Fans of Williams will moan at Flippo's failure to strike any balance. For example, we are told Williams wrote country hymns in his meditative moments, but we are never shown those moments with the intensity that Flippo brings to the privacy of Williams' marital and sexual ponderings. Rather than trying to understand the "maudlin" nature of Williams' religious expression, Flippo brushes it aside and thus overlooks a major philosophical root--for weal or for woe--in the life of a singer who wrote more than a dozen religious songs, rarely ended performances without singing a gospel song and levied fines on band members--including himself--who took God's name in vain.

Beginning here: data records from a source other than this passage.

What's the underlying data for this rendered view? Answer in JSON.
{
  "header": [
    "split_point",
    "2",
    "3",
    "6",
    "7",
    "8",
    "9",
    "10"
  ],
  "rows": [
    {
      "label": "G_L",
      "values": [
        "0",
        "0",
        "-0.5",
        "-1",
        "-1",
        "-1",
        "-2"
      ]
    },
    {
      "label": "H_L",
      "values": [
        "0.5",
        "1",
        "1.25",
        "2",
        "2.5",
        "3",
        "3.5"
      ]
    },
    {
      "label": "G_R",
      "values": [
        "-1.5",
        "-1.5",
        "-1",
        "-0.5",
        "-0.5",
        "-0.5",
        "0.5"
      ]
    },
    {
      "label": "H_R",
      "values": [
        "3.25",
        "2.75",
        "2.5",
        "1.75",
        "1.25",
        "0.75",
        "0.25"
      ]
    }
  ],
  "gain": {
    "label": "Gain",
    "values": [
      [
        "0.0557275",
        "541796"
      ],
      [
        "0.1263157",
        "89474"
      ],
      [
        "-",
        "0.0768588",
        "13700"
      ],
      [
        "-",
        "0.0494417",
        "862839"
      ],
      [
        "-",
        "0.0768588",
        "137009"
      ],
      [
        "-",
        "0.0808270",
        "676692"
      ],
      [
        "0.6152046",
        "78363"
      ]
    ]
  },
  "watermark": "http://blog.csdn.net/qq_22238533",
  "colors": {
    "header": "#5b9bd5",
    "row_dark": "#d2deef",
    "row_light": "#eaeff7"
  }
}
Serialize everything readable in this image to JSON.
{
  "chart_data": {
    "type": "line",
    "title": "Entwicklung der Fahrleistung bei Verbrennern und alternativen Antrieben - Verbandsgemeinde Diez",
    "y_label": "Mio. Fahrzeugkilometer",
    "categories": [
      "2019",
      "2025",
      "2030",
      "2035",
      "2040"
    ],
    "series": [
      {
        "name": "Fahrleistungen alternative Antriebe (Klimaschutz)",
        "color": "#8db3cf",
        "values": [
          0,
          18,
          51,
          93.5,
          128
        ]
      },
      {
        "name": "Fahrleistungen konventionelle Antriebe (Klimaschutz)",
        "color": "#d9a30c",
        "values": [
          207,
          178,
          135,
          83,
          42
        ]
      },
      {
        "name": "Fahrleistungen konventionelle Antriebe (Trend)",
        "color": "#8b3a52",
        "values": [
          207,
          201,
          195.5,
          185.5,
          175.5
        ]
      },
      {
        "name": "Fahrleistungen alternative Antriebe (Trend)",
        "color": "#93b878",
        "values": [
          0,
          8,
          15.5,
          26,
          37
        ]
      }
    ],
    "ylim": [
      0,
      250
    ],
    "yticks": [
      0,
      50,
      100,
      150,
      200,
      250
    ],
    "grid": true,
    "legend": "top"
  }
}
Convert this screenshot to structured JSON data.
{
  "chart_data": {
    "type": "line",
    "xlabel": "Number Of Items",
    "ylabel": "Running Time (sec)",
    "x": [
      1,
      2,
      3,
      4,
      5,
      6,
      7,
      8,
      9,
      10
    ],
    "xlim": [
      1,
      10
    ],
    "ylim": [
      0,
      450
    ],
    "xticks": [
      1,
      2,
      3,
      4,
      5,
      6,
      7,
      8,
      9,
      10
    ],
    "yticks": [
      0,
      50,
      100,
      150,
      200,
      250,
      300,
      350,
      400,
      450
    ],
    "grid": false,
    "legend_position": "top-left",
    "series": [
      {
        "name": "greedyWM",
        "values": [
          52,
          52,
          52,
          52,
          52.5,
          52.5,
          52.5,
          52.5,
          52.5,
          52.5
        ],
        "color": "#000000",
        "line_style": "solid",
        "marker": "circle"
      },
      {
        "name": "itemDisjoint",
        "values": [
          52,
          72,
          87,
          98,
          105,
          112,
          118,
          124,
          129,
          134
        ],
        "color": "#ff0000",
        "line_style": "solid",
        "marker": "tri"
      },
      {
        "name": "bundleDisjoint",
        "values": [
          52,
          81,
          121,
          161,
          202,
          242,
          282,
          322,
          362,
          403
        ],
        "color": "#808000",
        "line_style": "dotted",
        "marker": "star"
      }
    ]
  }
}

To be sure, Flippo is a sympathetic biographer, but he seems to relish taking us into the bedroom and the barroom where Williams showed his anger and violence while rarely leading us to the inner sanctum of self in the story of this gifted performer.

Flippo's is an almost clinical analysis of a mother and son love-hate relationship and of two marriages, one that seemed to run on greed and a second marked more by vaudeville than by vows.

We think we know Hank Williams better after reading Flippo, but despite the narrative style--which promises more than it delivers--we meet only a victim of the dominant personalities around him, and come away with the same answers that for decades have followed the question, "Who was Hank Williams?" He was a country singer who drank heavily, was abused by those around him and died too young.

But Williams has become more in death than he was in life, not because of the sentimentality or the industry that surrounds his memory, but because he is the encapsulation of the mythic troubadour in cowboy boots, and because he expressed so well the fundamental moans of our existence. Except for a brief concession to Williams as legend in his summary, Flippo neglects the myth, perhaps deliberately, for it is not the role of a biographer to perpetuate myths. But neither is it the role of the biographer to denigrate the dreams of adoring fans who found someone to teach them to moan melodiously.